Friday, February 29, 2008

The Laboratory



Every day when I pass the Frontier Building on A Street going to and from work, it reminds me of the images of galaxies taken by the Hubble Telescope.



Specifically, I imagine the millions of galaxies stuffed inside of a single glass building, which in turn reminds me of the recurring theory of a Hollow Earth, where certain astronomers, starting with Edmund Halley, wondered if the entire universe existed inside the Earth, rather than outside it.



Imagine Earth as a racquetball, with a hollow interior. The entire universe we see above us — the stars, the moon, the sun and the planets — all exists inside this hollowed out space.

We’re in there, too, because the curved surface of the Earth isn’t the outer curve of this ball, but the inner curve. In this theory, if one could fly, this traveler would be able to fly through the entire universe and land on the other side of the Earth, if that makes sense.

Outside the ball is nothing, I suppose. Or God, maybe.

This all in turn reminds me of the atomic nucleus. And then of The Powers of Ten. And then of "The Laboratory," by the Polish poet Wislawa Szymborska.

The Laboratory

Did it all
happen in the laboratory?
Beneath one lamp by day
and billions by night?

Are we a trial generation?
Poured from one beaker to another,
shaken in retorts,
observed by something more than an eye,
each one individually
taken by forceps?

Or maybe otherwise:
no interventions.
The transformations occur on their own
in accordance with a plan.
The needle draws
the expected zigzags.

Maybe until now there was nothing interesting in us.
The control monitors are seldom switched on,
except when there's a war, and a rather big one at that,
several flights over the lump of clay called Earth,
or significant movements from point A to point B.

Or perhaps thus:
they only have a taste for episodes.
Look! a little girl on a big screen
is sewing a button to her sleeve.

The monitors begin to shriek,
personnel comes running in.
Oh, what sort of tiny creature
with a little heart beating on the inside!
What graceful dignity
in the way she draws the thread!
Someone calls out in rapture:
Tell the Boss,
and let him come see for himself!


I first read that poem in this book. Weschler connects it to this painting, but the poem reminds me of this movie, released 10 years ago this summer.

Thursday, February 07, 2008

Losing Idols

The Voxtrot song “Brother in Conflict” came on today. The last line of the song caught my attention. Ramesh Srivastava sings — screams, really, several times: “I had to lose my idols to find my voice/ lose my idols to find my voice/ lose my idols/ to find my voice.” Appropriate for someone who channeled Morrissey in early songs.

It reminded me of the Bob Dylan song/spoken word piece “Last Thoughts on Woody Guthrie.” Dylan performed this at New York Town Hall on April 12, 1963.

It’s a eulogy, but not for Guthrie, who was still alive at this point. Dylan obvious owed a great deal of his early work to Guthrie. This was Dylan saying goodbye to that influence and moving on to something new.

They’re actually similar, the song and the poem. Both rattle off in lost lists: “And this, And this, And this.” It’s the like “The Exorcist”: “The power of Christ compels you. The power of Christ compels you.” It takes a couple of shakes to get peanut butter off a spoon.

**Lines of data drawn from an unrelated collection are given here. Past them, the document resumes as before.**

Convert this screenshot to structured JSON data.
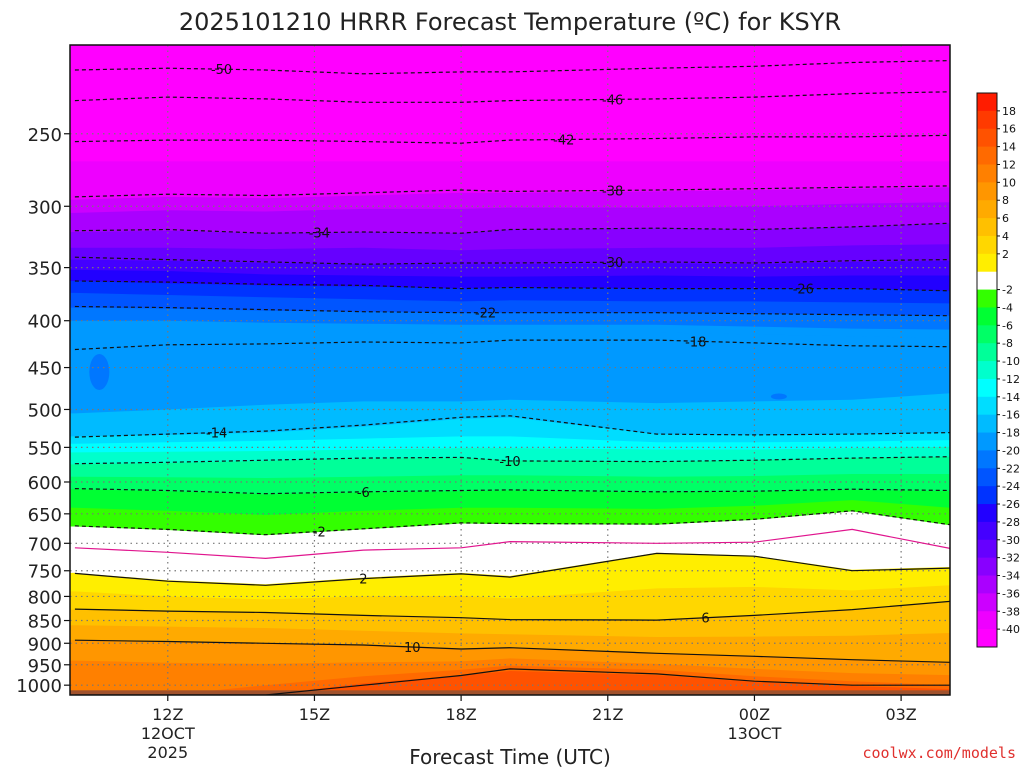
{
  "chart_data": {
    "type": "heatmap",
    "title": "2025101210 HRRR Forecast Temperature (ºC) for KSYR",
    "xlabel": "Forecast Time (UTC)",
    "ylabel": "",
    "credit": "coolwx.com/models",
    "y_ticks": [
      "250",
      "300",
      "350",
      "400",
      "450",
      "500",
      "550",
      "600",
      "650",
      "700",
      "750",
      "800",
      "850",
      "900",
      "950",
      "1000"
    ],
    "x_ticks": [
      {
        "hour": 12,
        "lines": [
          "12Z",
          "12OCT",
          "2025"
        ]
      },
      {
        "hour": 15,
        "lines": [
          "15Z"
        ]
      },
      {
        "hour": 18,
        "lines": [
          "18Z"
        ]
      },
      {
        "hour": 21,
        "lines": [
          "21Z"
        ]
      },
      {
        "hour": 24,
        "lines": [
          "00Z",
          "13OCT"
        ]
      },
      {
        "hour": 27,
        "lines": [
          "03Z"
        ]
      }
    ],
    "xlim": [
      10,
      28
    ],
    "ylim_hPa": [
      200,
      1025
    ],
    "colorbar": {
      "labels": [
        "18",
        "16",
        "14",
        "12",
        "10",
        "8",
        "6",
        "4",
        "2",
        "-2",
        "-4",
        "-6",
        "-8",
        "-10",
        "-12",
        "-14",
        "-16",
        "-18",
        "-20",
        "-22",
        "-24",
        "-26",
        "-28",
        "-30",
        "-32",
        "-34",
        "-36",
        "-38",
        "-40"
      ],
      "colors": [
        "#ff1c00",
        "#ff3a00",
        "#ff5200",
        "#ff6a00",
        "#ff8000",
        "#ff9600",
        "#ffaa00",
        "#ffc000",
        "#ffd700",
        "#ffee00",
        "#ffffff",
        "#33ff00",
        "#00ff33",
        "#00ff66",
        "#00ff99",
        "#00ffcc",
        "#00ffff",
        "#00ddff",
        "#00bbff",
        "#0099ff",
        "#0077ff",
        "#0055ff",
        "#0033ff",
        "#2200ff",
        "#4400ff",
        "#6600ff",
        "#8800ff",
        "#aa00ff",
        "#cc00ff",
        "#ee00ff",
        "#ff00ff"
      ]
    },
    "contours": [
      {
        "value": -50,
        "pressure": [
          213,
          212,
          213,
          215,
          214,
          214,
          212,
          211,
          209,
          208
        ],
        "label_hour": 13.1
      },
      {
        "value": -46,
        "pressure": [
          230,
          228,
          229,
          231,
          231,
          230,
          229,
          228,
          226,
          225
        ],
        "label_hour": 21.1
      },
      {
        "value": -42,
        "pressure": [
          255,
          254,
          254,
          255,
          256,
          254,
          253,
          252,
          252,
          251
        ],
        "label_hour": 20.1
      },
      {
        "value": -38,
        "pressure": [
          293,
          291,
          292,
          290,
          288,
          289,
          288,
          287,
          286,
          285
        ],
        "label_hour": 21.1
      },
      {
        "value": -34,
        "pressure": [
          319,
          318,
          321,
          320,
          321,
          318,
          317,
          318,
          316,
          313
        ],
        "label_hour": 15.1
      },
      {
        "value": -30,
        "pressure": [
          341,
          343,
          345,
          347,
          346,
          346,
          345,
          346,
          344,
          343
        ],
        "label_hour": 21.1
      },
      {
        "value": -26,
        "pressure": [
          362,
          363,
          365,
          366,
          369,
          368,
          369,
          369,
          369,
          371
        ],
        "label_hour": 25.0
      },
      {
        "value": -22,
        "pressure": [
          386,
          387,
          389,
          391,
          392,
          392,
          392,
          393,
          394,
          395
        ],
        "label_hour": 18.5
      },
      {
        "value": -18,
        "pressure": [
          430,
          425,
          424,
          422,
          423,
          420,
          420,
          423,
          426,
          427
        ],
        "label_hour": 22.8
      },
      {
        "value": -14,
        "pressure": [
          536,
          532,
          528,
          520,
          510,
          508,
          532,
          533,
          532,
          530
        ],
        "label_hour": 13.0
      },
      {
        "value": -10,
        "pressure": [
          573,
          571,
          568,
          565,
          564,
          569,
          570,
          568,
          565,
          563
        ],
        "label_hour": 19.0
      },
      {
        "value": -6,
        "pressure": [
          610,
          613,
          618,
          615,
          613,
          612,
          615,
          614,
          611,
          613
        ],
        "label_hour": 16.0
      },
      {
        "value": -2,
        "pressure": [
          670,
          676,
          685,
          675,
          665,
          666,
          667,
          659,
          645,
          668
        ],
        "label_hour": 15.1
      },
      {
        "value": 0,
        "pressure": [
          708,
          716,
          727,
          712,
          708,
          697,
          700,
          698,
          676,
          709
        ],
        "label_hour": null
      },
      {
        "value": 2,
        "pressure": [
          755,
          770,
          778,
          765,
          756,
          762,
          718,
          723,
          750,
          745
        ],
        "label_hour": 16.0
      },
      {
        "value": 6,
        "pressure": [
          826,
          830,
          833,
          839,
          844,
          848,
          849,
          839,
          827,
          810
        ],
        "label_hour": 23.0
      },
      {
        "value": 10,
        "pressure": [
          893,
          896,
          900,
          904,
          913,
          910,
          923,
          930,
          938,
          944
        ],
        "label_hour": 17.0
      },
      {
        "value": 14,
        "pressure": [
          1025,
          1025,
          1025,
          1000,
          976,
          960,
          972,
          990,
          1000,
          1000
        ],
        "label_hour": null
      }
    ],
    "contour_hours": [
      10.1,
      12,
      14,
      16,
      18,
      19,
      22,
      24,
      26,
      28
    ],
    "fill_levels": [
      {
        "color": "#ff00ff",
        "top": 200,
        "bottom": [
          268,
          268,
          268,
          268,
          268,
          268,
          268,
          268,
          268,
          268
        ]
      },
      {
        "color": "#ee00ff",
        "top": 200,
        "bottom": [
          295,
          293,
          294,
          292,
          290,
          290,
          289,
          288,
          287,
          286
        ]
      },
      {
        "color": "#cc00ff",
        "top": 200,
        "bottom": [
          305,
          303,
          304,
          302,
          302,
          301,
          301,
          300,
          298,
          297
        ]
      },
      {
        "color": "#aa00ff",
        "top": 200,
        "bottom": [
          320,
          319,
          321,
          320,
          321,
          318,
          317,
          318,
          316,
          313
        ]
      },
      {
        "color": "#8800ff",
        "top": 200,
        "bottom": [
          333,
          333,
          334,
          333,
          335,
          334,
          333,
          333,
          331,
          330
        ]
      },
      {
        "color": "#6600ff",
        "top": 200,
        "bottom": [
          343,
          344,
          346,
          347,
          347,
          347,
          346,
          347,
          345,
          344
        ]
      },
      {
        "color": "#4400ff",
        "top": 200,
        "bottom": [
          352,
          353,
          356,
          357,
          358,
          358,
          357,
          358,
          357,
          357
        ]
      },
      {
        "color": "#2200ff",
        "top": 200,
        "bottom": [
          362,
          364,
          366,
          367,
          369,
          368,
          369,
          369,
          369,
          371
        ]
      },
      {
        "color": "#0033ff",
        "top": 200,
        "bottom": [
          373,
          375,
          377,
          379,
          381,
          380,
          381,
          381,
          382,
          383
        ]
      },
      {
        "color": "#0055ff",
        "top": 200,
        "bottom": [
          387,
          388,
          390,
          391,
          392,
          392,
          392,
          393,
          394,
          395
        ]
      },
      {
        "color": "#0077ff",
        "top": 200,
        "bottom": [
          400,
          400,
          402,
          403,
          404,
          404,
          404,
          406,
          408,
          409
        ]
      },
      {
        "color": "#0099ff",
        "top": 200,
        "bottom": [
          412,
          412,
          412,
          412,
          413,
          412,
          412,
          414,
          416,
          418
        ]
      },
      {
        "color": "#0099ff",
        "top": 200,
        "bottom": [
          505,
          500,
          494,
          490,
          490,
          488,
          492,
          490,
          488,
          480
        ]
      },
      {
        "color": "#00bbff",
        "top": 200,
        "bottom": [
          535,
          533,
          530,
          522,
          512,
          510,
          532,
          533,
          532,
          530
        ]
      },
      {
        "color": "#00ddff",
        "top": 200,
        "bottom": [
          545,
          543,
          541,
          538,
          535,
          535,
          543,
          543,
          542,
          540
        ]
      },
      {
        "color": "#00ffff",
        "top": 200,
        "bottom": [
          557,
          556,
          555,
          553,
          551,
          551,
          553,
          553,
          551,
          549
        ]
      },
      {
        "color": "#00ffcc",
        "top": 200,
        "bottom": [
          574,
          572,
          569,
          566,
          565,
          568,
          570,
          568,
          565,
          563
        ]
      },
      {
        "color": "#00ff99",
        "top": 200,
        "bottom": [
          592,
          593,
          594,
          592,
          590,
          590,
          592,
          591,
          588,
          588
        ]
      },
      {
        "color": "#00ff66",
        "top": 200,
        "bottom": [
          611,
          614,
          619,
          616,
          614,
          613,
          616,
          615,
          612,
          614
        ]
      },
      {
        "color": "#00ff33",
        "top": 200,
        "bottom": [
          640,
          645,
          652,
          645,
          640,
          640,
          642,
          637,
          628,
          640
        ]
      },
      {
        "color": "#33ff00",
        "top": 200,
        "bottom": [
          671,
          677,
          686,
          676,
          666,
          667,
          668,
          660,
          646,
          669
        ]
      },
      {
        "color": "#ffffff",
        "top": 200,
        "bottom": [
          754,
          768,
          776,
          763,
          754,
          760,
          717,
          722,
          748,
          743
        ]
      },
      {
        "color": "#ffee00",
        "top": 200,
        "bottom": [
          790,
          800,
          806,
          800,
          799,
          804,
          784,
          781,
          788,
          778
        ]
      },
      {
        "color": "#ffd700",
        "top": 200,
        "bottom": [
          827,
          831,
          834,
          840,
          845,
          849,
          850,
          840,
          828,
          811
        ]
      },
      {
        "color": "#ffc000",
        "top": 200,
        "bottom": [
          860,
          863,
          866,
          872,
          878,
          880,
          886,
          885,
          883,
          877
        ]
      },
      {
        "color": "#ffaa00",
        "top": 200,
        "bottom": [
          893,
          896,
          900,
          904,
          913,
          910,
          923,
          930,
          938,
          944
        ]
      },
      {
        "color": "#ff9600",
        "top": 200,
        "bottom": [
          940,
          945,
          948,
          944,
          942,
          935,
          948,
          960,
          970,
          975
        ]
      },
      {
        "color": "#ff8000",
        "top": 200,
        "bottom": [
          1025,
          1025,
          1000,
          978,
          962,
          952,
          962,
          978,
          990,
          1000
        ]
      },
      {
        "color": "#ff6a00",
        "top": 200,
        "bottom": [
          1025,
          1025,
          1025,
          995,
          976,
          965,
          975,
          992,
          1002,
          1010
        ]
      },
      {
        "color": "#ff5200",
        "top": 200,
        "bottom": [
          1025,
          1025,
          1025,
          1012,
          990,
          978,
          990,
          1008,
          1018,
          1025
        ]
      }
    ],
    "surface_color": "#a0522d",
    "surface_pressure": 1013
  }
}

“The music is so much different and much more work-intensive than anything we've ever done before,” Srivastava told “the Austin Chronicle” last year. “You can accept the part of yourself that wants to write really accessible pop songs, and you can also accept the part of yourself that wants to write something a little more complex.”

The last seventeen lines of the Dylan poem:

Where do you look for this lamp that’s a burning
Where do you look for this oil well gushing
Where do you look for this candle that’s glowing
Where do you look for this hope that you know is there
And out there somewhere
And your feet can only walk down two kinds of roads
Your eyes can only look through two kinds of windows
Your nose can only smell two kinds of hallways
You can touch and twist and turn two kinds of doorknobs
You can either go to the church of your choice
Or you go to Brooklyn State Hospital
You find God in the Church of you Choice
You find Woody Guthrie in the Brooklyn State Hospital
And though it’s only my opinion
It may be right or wrong
You can find them both at the Grand Canyon at sundown.

Eric Clapton said this about Dylan and the poem: “He’s a poet. Basically he’s a poet. He does not trust his voice. He doesn’t trust his guitar playing. He doesn’t think he's good at anything, except writing—and even then he has self-doubts. Have you heard that thing he wrote about Woody Guthrie? That to me is the sum of his life’s work so far. Whatever happens, that is it. That sums it up.”

Clapton, of course, being the one who inspired people in London to write “Clapton is God” on subway walls.

All of which begs to reference Exodus 20:19-20: “God said to Moses, “So shall you say to the Children of Israel, ‘You have seen that I have spoken to you from heaven. You shall not make idols of Me; gods of silver and gods of gold shall you not make for yourselves.” Repeated several times (Exodus, Levitacus, Deuteronomy) of course.

You have to lose your idols to find your voice.